For months, parents have complained that the plan would require some pupils who currently walk to school or have a short commute to be bused up to one hour in each direction. Others have said the new setup would rob middle school pupils of access to advanced classes and extra activities offered at the high school.

But after Tuesday night’s meeting, when 300 people packed into the Patch Community Club, many seemed satisfied that DODDS administrators, who answered more than 70 questions, were earnestly addressing their concerns.

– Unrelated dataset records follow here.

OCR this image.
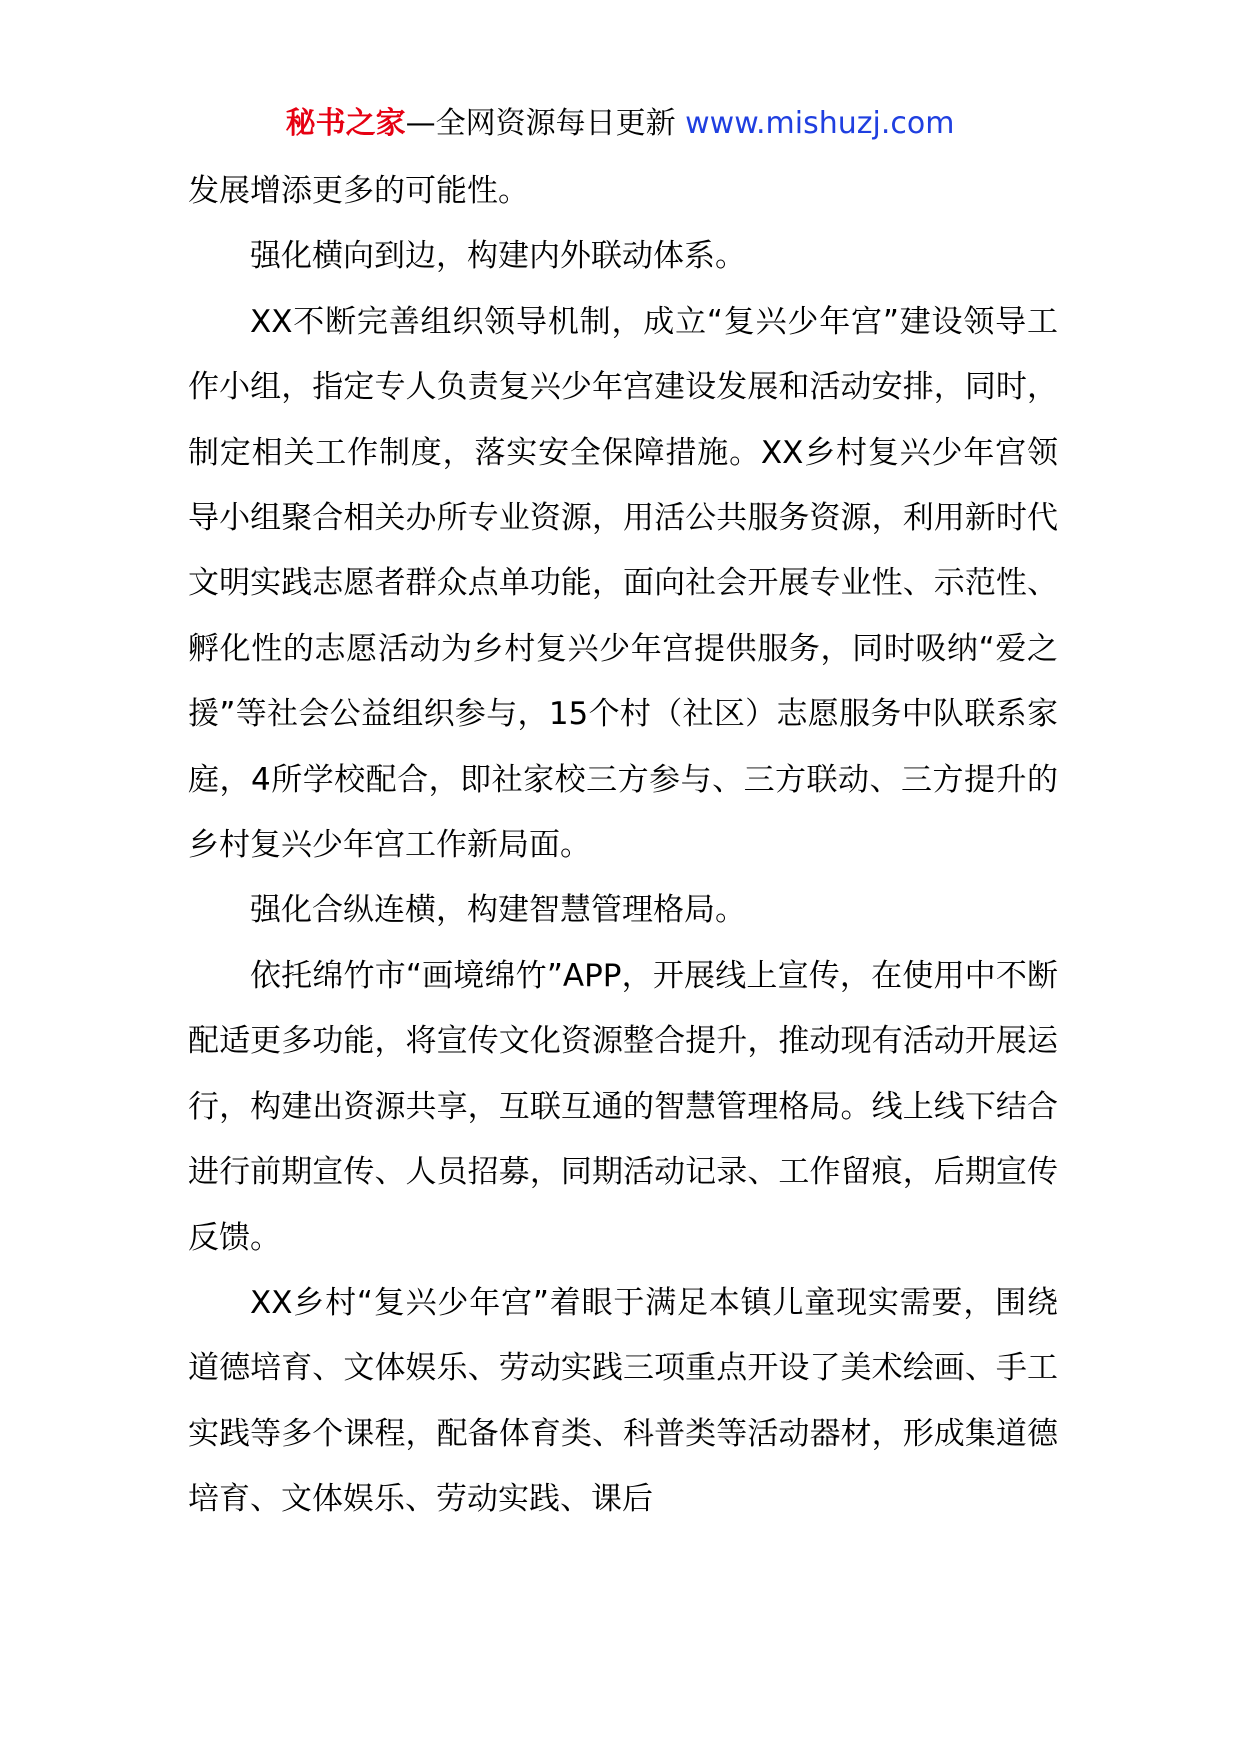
秘书之家—全网资源每日更新 www.mishuzj.com

发展增添更多的可能性。

强化横向到边，构建内外联动体系。

XX不断完善组织领导机制，成立“复兴少年宫”建设领导工作小组，指定专人负责复兴少年宫建设发展和活动安排，同时，制定相关工作制度，落实安全保障措施。XX乡村复兴少年宫领导小组聚合相关办所专业资源，用活公共服务资源，利用新时代文明实践志愿者群众点单功能，面向社会开展专业性、示范性、孵化性的志愿活动为乡村复兴少年宫提供服务，同时吸纳“爱之援”等社会公益组织参与，15个村（社区）志愿服务中队联系家庭，4所学校配合，即社家校三方参与、三方联动、三方提升的乡村复兴少年宫工作新局面。

强化合纵连横，构建智慧管理格局。

依托绵竹市“画境绵竹”APP，开展线上宣传，在使用中不断配适更多功能，将宣传文化资源整合提升，推动现有活动开展运行，构建出资源共享，互联互通的智慧管理格局。线上线下结合进行前期宣传、人员招募，同期活动记录、工作留痕，后期宣传反馈。

XX乡村“复兴少年宫”着眼于满足本镇儿童现实需要，围绕道德培育、文体娱乐、劳动实践三项重点开设了美术绘画、手工实践等多个课程，配备体育类、科普类等活动器材，形成集道德培育、文体娱乐、劳动实践、课后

“We know there’s been a lot of angst,” said Jackie Nasca, president of the Patch Elementary School PTA. “We know the administration has been trying to address that angst but still toe the line, still do what you have to do to meet the educational needs of the students.”

The change was made, according to DODDS, because too many middle school pupils were getting D’s and F’s on their report cards, and because some 11- to 14-year-olds suffered by being grouped with the older high school crowd.

“One parent told me that she’s glad her 13-year-old daughter won’t be around high schoolers,” Mary Ellen Riley, assistant superintendent of the Bavaria District, told the crowd.

Riley said research showed that middle school pupils perform better academically in a system where students and teachers can collaborate more closely among themselves.

Marie Barnes, parent of a soon-to-be seventh-grader, said it might take six months for the new schools to get into a normal flow, “but I think parents will be very pleased with the outcome.”

Under the plan, about two-thirds of Stuttgart’s middle school pupils will attend school at Robinson Barracks on the city’s north side, even though many of them live closer to Panzer Casern in the southern suburb of Böblingen, where the other middle school will be located.

Dr. (Lt. Col.) Peter Benson of Special Operations Command Europe said he picked a home based on the location of schools and other factors. Under the plan, Benson’s 11- and 13-year-old children, instead of having their current quick commute, will sit on a school bus for two hours a day.

“It’s a quality-of-life issue for my family,” Benson said. “I don’t think it was properly planned. I don’t think all sides were represented in the initial formulation of the plan.”

Riley said some Böblingen-area parents would be able to apply for an exception that, space permitting, would allow their children to attend the closer school.